In fact, the consequences were striking that the researchers gave a new name to the years leading up to the middle of the Laschamp outing. They call it the Adams Transitional Geomagnetic Event.

‘The Adams event appears to represent an important climatic, environmental and archaeological boundary that was previously unrecognizable,’ the team writes, concluding: ‘In general, these findings raise important questions about the evolutionary impact of geomagnetic reversals and excursions through the deeper geological report. . ”

The new name is a tribute to British humorist Douglas Adams, author of ‘The Hitchhiker’s Guide to the Galaxy’ and the book and radio series ‘Last Chance to See’ on extinction. It is also a wink for mr. Douglas’s famous rule that ‘the answer to life, the universe and everything’ is 42, which, according to Dr Turney, reminded him of the timing of the magnetic episode 42,000 years ago.

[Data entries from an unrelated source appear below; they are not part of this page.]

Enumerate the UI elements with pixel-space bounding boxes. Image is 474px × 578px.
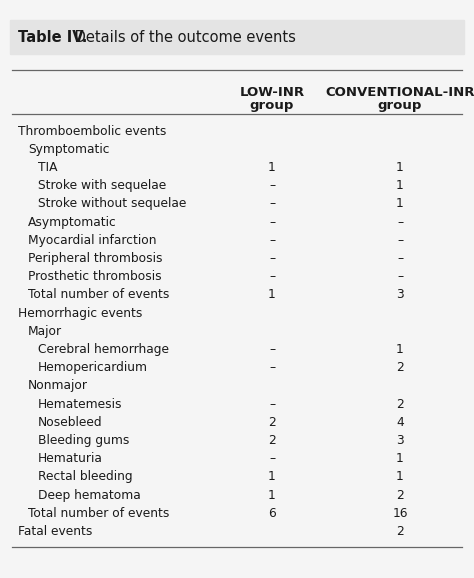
Text: Stroke with sequelae: Stroke with sequelae: [38, 179, 166, 192]
Text: –: –: [269, 216, 275, 229]
Text: 1: 1: [396, 198, 404, 210]
Text: –: –: [269, 452, 275, 465]
Text: Hemorrhagic events: Hemorrhagic events: [18, 306, 142, 320]
Text: TIA: TIA: [38, 161, 57, 174]
Text: 2: 2: [396, 398, 404, 410]
Text: 16: 16: [392, 507, 408, 520]
Text: Prosthetic thrombosis: Prosthetic thrombosis: [28, 270, 162, 283]
Text: Stroke without sequelae: Stroke without sequelae: [38, 198, 186, 210]
Text: group: group: [250, 99, 294, 113]
Text: –: –: [269, 343, 275, 356]
Text: –: –: [269, 398, 275, 410]
Text: –: –: [397, 270, 403, 283]
Text: Hemopericardium: Hemopericardium: [38, 361, 148, 374]
Bar: [10, 20, 464, 54]
Text: 2: 2: [396, 525, 404, 538]
Text: 1: 1: [268, 288, 276, 301]
Text: 6: 6: [268, 507, 276, 520]
Text: LOW-INR: LOW-INR: [239, 86, 305, 98]
Text: 3: 3: [396, 434, 404, 447]
Text: 1: 1: [396, 161, 404, 174]
Text: Bleeding gums: Bleeding gums: [38, 434, 129, 447]
Text: Nonmajor: Nonmajor: [28, 379, 88, 392]
Text: 2: 2: [396, 361, 404, 374]
Text: Rectal bleeding: Rectal bleeding: [38, 470, 133, 483]
Text: 1: 1: [268, 161, 276, 174]
Text: –: –: [269, 198, 275, 210]
Text: CONVENTIONAL-INR: CONVENTIONAL-INR: [325, 86, 474, 98]
Text: 2: 2: [268, 434, 276, 447]
Text: –: –: [269, 179, 275, 192]
Text: 1: 1: [396, 470, 404, 483]
Text: Hematuria: Hematuria: [38, 452, 103, 465]
Text: 2: 2: [268, 416, 276, 429]
Text: –: –: [269, 361, 275, 374]
Text: 1: 1: [396, 343, 404, 356]
Text: Total number of events: Total number of events: [28, 507, 169, 520]
Text: 3: 3: [396, 288, 404, 301]
Text: Deep hematoma: Deep hematoma: [38, 488, 141, 502]
Text: Cerebral hemorrhage: Cerebral hemorrhage: [38, 343, 169, 356]
Text: Table IV.: Table IV.: [18, 29, 87, 45]
Text: –: –: [269, 234, 275, 247]
Text: Hematemesis: Hematemesis: [38, 398, 122, 410]
Text: Nosebleed: Nosebleed: [38, 416, 103, 429]
Text: 1: 1: [268, 488, 276, 502]
Text: –: –: [397, 252, 403, 265]
Text: 1: 1: [268, 470, 276, 483]
Text: –: –: [269, 252, 275, 265]
Text: Thromboembolic events: Thromboembolic events: [18, 125, 166, 138]
Text: Myocardial infarction: Myocardial infarction: [28, 234, 156, 247]
Text: Asymptomatic: Asymptomatic: [28, 216, 117, 229]
Text: Details of the outcome events: Details of the outcome events: [70, 29, 296, 45]
Text: 1: 1: [396, 452, 404, 465]
Text: Peripheral thrombosis: Peripheral thrombosis: [28, 252, 163, 265]
Text: 1: 1: [396, 179, 404, 192]
Text: Total number of events: Total number of events: [28, 288, 169, 301]
Text: Major: Major: [28, 325, 62, 338]
Text: 4: 4: [396, 416, 404, 429]
Text: –: –: [397, 234, 403, 247]
Text: Symptomatic: Symptomatic: [28, 143, 109, 156]
Text: Fatal events: Fatal events: [18, 525, 92, 538]
Text: –: –: [269, 270, 275, 283]
Text: group: group: [378, 99, 422, 113]
Text: –: –: [397, 216, 403, 229]
Text: 2: 2: [396, 488, 404, 502]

“It just looks weird,” he said laughing. “How did he know?”

The interpretation is destined to create controversy. Some scientists who read the paper expressed admiration for the breathtaking link between disciplines.

“One of the strengths of the paper, just from the perspective of his scientific work, not necessarily the analytical science that does it, is just the extent to which all these diverse sources of information are put together to make his case valid,” he said. he said. Jason E. Smerdon, a climate scientist at the Lamont-Doherty Earth Observatory of Columbia University in New York, who was not involved in the study. He calls it a ‘force de force’.

Similarly, James ET Channell, an emeritus professor of geophysics at the University of Florida, who was not involved in the study but a peer reviewer, said that scholars have been stimulated for half a century by the question of a ‘declining magnetic field’. an influence has life. The paper offers new possibilities for research.

“If we know enough about the timing of excursions, we might be able to look at the problem,” he said.

But other scientists said the extensive analysis made them wonder if there were other explanations for some of the phenomena during the Laschamp outing.

“It opens a can of worms rather than solving a set of questions,” Dr Skinner said.

Like several other interviews he interviewed, he was concerned about whether or not the Adams Event designation would lead to confusion in the scientific literature. But he praised the newspaper for the stimulating discussion.

“I’m definitely more excited about this topic than I was yesterday,” he said.